The University further detailed its plans for the William H. Gates Hall Computing and Information Science Building at a meeting of the Ithaca Planning and Development Board Tuesday night. The building will be located next to Hoy Field.
Members of the Planning and Development Board expressed concern about some elements of the building’s design. Before the project can win final approval from the board, the University must address the board’s suggestions before its November meeting.
Board members expressed concern about elements of the building’s exterior, which will include what John Keefe, project manager, called a “strata hardscape” — layers of stone in front of the building designed to mimic the shale stone in Ithaca’s gorges.
“The architectural idea is that they wanted to interpret the gorge and the building rising out of it,” Keefe said.
Board members said that the hardscape could present a safety issue.
“I still have some concern about the strata hardscape portion. … It looks like steps. Are people going to want to use those as steps?” said John Schroeder ’74, chair of the Planning and Development Board and The Sun’s production manager. “If so, is that a safety issue because the levels are irregular, and they might lose their step?”
Tessa Rudan ’89, a member of the Planning and Development Board, echoed Schroeder’s sentiments.
“I just have to say, if it was my property I think it would be very risky,” she said. “And just knowing the way students will use something maybe not the way you intended it, and I think this is really opening up that sort of unintended consequence.”
In response, Keefe said that the hardscape will contain a retaining wall on top that will prevent people from climbing on it, which was not depicted in the presented design.
“I think the wall that was described … resolves a lot of issues, but I have not seen drawings that demonstrate that wall,” Schroeder said. “I think that the building design, now that I fully understand it, is quite nicely done.”
The board also expressed concern about the relocation of historical pillars that serve as an entrance to Hoy Field.

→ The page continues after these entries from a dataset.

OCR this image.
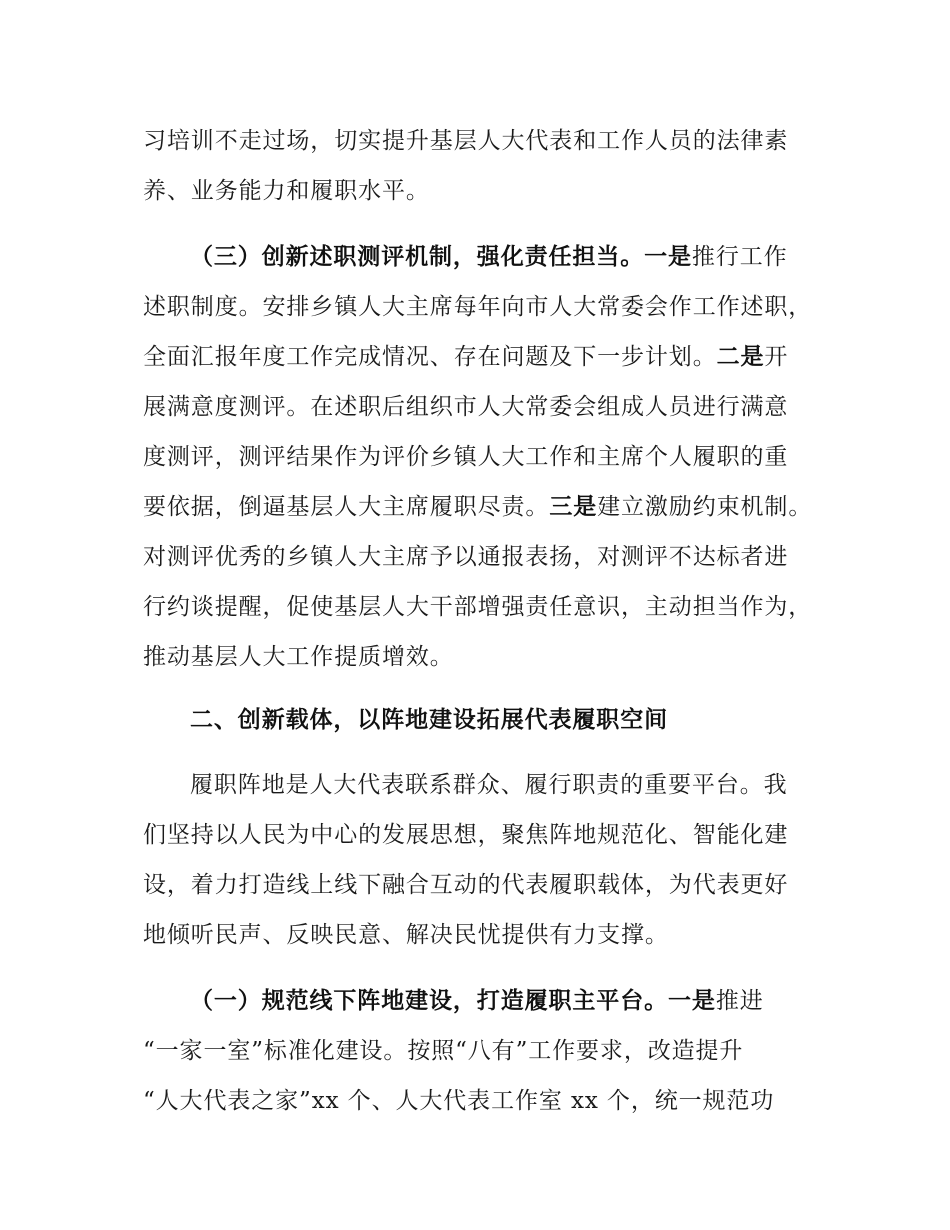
习培训不走过场，切实提升基层人大代表和工作人员的法律素
养、业务能力和履职水平。
（三）创新述职测评机制，强化责任担当。一是推行工作
述职制度。安排乡镇人大主席每年向市人大常委会作工作述职，
全面汇报年度工作完成情况、存在问题及下一步计划。二是开
展满意度测评。在述职后组织市人大常委会组成人员进行满意
度测评，测评结果作为评价乡镇人大工作和主席个人履职的重
要依据，倒逼基层人大主席履职尽责。三是建立激励约束机制。
对测评优秀的乡镇人大主席予以通报表扬，对测评不达标者进
行约谈提醒，促使基层人大干部增强责任意识，主动担当作为，
推动基层人大工作提质增效。
二、创新载体，以阵地建设拓展代表履职空间
履职阵地是人大代表联系群众、履行职责的重要平台。我
们坚持以人民为中心的发展思想，聚焦阵地规范化、智能化建
设，着力打造线上线下融合互动的代表履职载体，为代表更好
地倾听民声、反映民意、解决民忧提供有力支撑。
（一）规范线下阵地建设，打造履职主平台。一是推进
“一家一室”标准化建设。按照“八有”工作要求，改造提升
“人大代表之家”xx 个、人大代表工作室 xx 个，统一规范功
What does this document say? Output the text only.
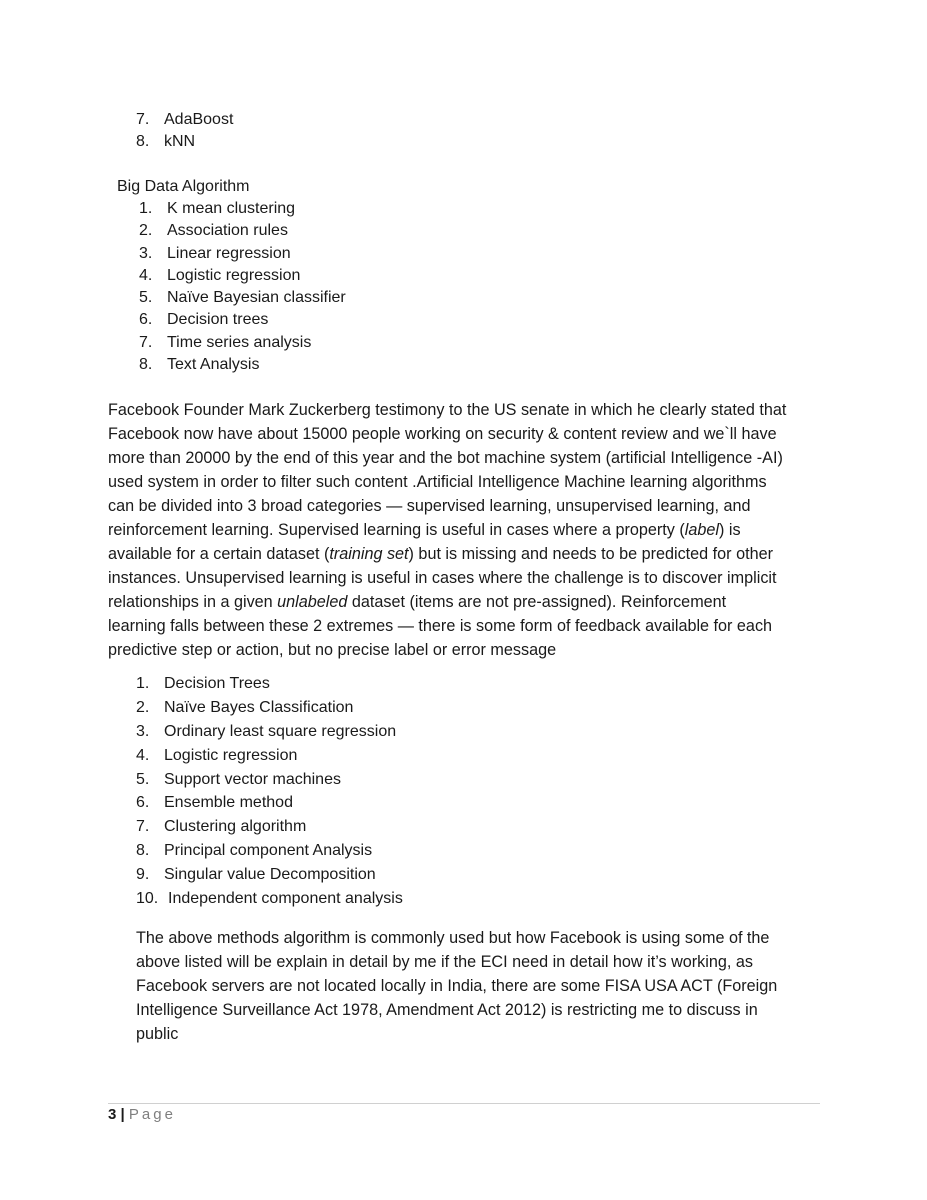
7. AdaBoost
8. kNN

Big Data Algorithm

1. K mean clustering
2. Association rules
3. Linear regression
4. Logistic regression
5. Naïve Bayesian classifier
6. Decision trees
7. Time series analysis
8. Text Analysis

Facebook Founder Mark Zuckerberg testimony to the US senate in which he clearly stated that
Facebook now have about 15000 people working on security & content review and we`ll have
more than 20000 by the end of this year and the bot machine system (artificial Intelligence -AI)
used system in order to filter such content .Artificial Intelligence Machine learning algorithms
can be divided into 3 broad categories — supervised learning, unsupervised learning, and
reinforcement learning. Supervised learning is useful in cases where a property (label) is
available for a certain dataset (training set) but is missing and needs to be predicted for other
instances. Unsupervised learning is useful in cases where the challenge is to discover implicit
relationships in a given unlabeled dataset (items are not pre-assigned). Reinforcement
learning falls between these 2 extremes — there is some form of feedback available for each
predictive step or action, but no precise label or error message

1. Decision Trees
2. Naïve Bayes Classification
3. Ordinary least square regression
4. Logistic regression
5. Support vector machines
6. Ensemble method
7. Clustering algorithm
8. Principal component Analysis
9. Singular value Decomposition
10. Independent component analysis

The above methods algorithm is commonly used but how Facebook is using some of the
above listed will be explain in detail by me if the ECI need in detail how it’s working, as
Facebook servers are not located locally in India, there are some FISA USA ACT (Foreign
Intelligence Surveillance Act 1978, Amendment Act 2012) is restricting me to discuss in
public

3 | Page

“There are stone pillars that have been part of the entrance of Hoy Field since at least 1949,” Schroeder said. “They are being relocated for the new building, but they’re just up against a fence. … We are asking them to find a new location where they can serve as a real gateway that you can walk through.”
Gates Hall was designed by Thom Mayne of Morphosis with a $25 million donation from the Bill and Melinda Gates Foundation. The building will include perforated and angled stainless steel paneling on its exterior.
At the meeting, Keefe discussed elements of the building intended to improve its energy efficiency.
“These panels not only add an architectural aspect to the building, but also assist in the solar gain, eliminating and reducing the solar gain of the building itself,” Keefe said. Solar gain is the increase in temperature in a space, object or structure that results from solar radiation.
Despite the functional aspects, the panels are not solar panels, he said.
“Solar panels in Ithaca are a tough deal just because of the amount of solar gain we have here,” Keefe said. “When you’ve got a limited budget, where do you put your money to conserve energy? And our idea was to put it in energy conservation rather than energy creation.”
To conserve energy, the temperature of the building will be regulated by chilled beams — pipes filled with cold water, Keefe said. Chilled beams were installed in Olin Hall during its 2009 renovation, he added.
“What that does is it limits the amount of air flow into the room, and that’s your highest energy consumption: the fan energy for providing air to a room,” he said. “That allows us to bring our fans down, make them smaller, make them less energy consumptive.”
Keefe added that the perforated panels were designed to not obstruct the views from the building’s windows.
“It’s basically like a screen, like looking through a screen, so you get good views in and good views out,” Keefe said.
Gates Hall will earn at least a silver LEED certification, with a goal of a gold certification, Keefe said.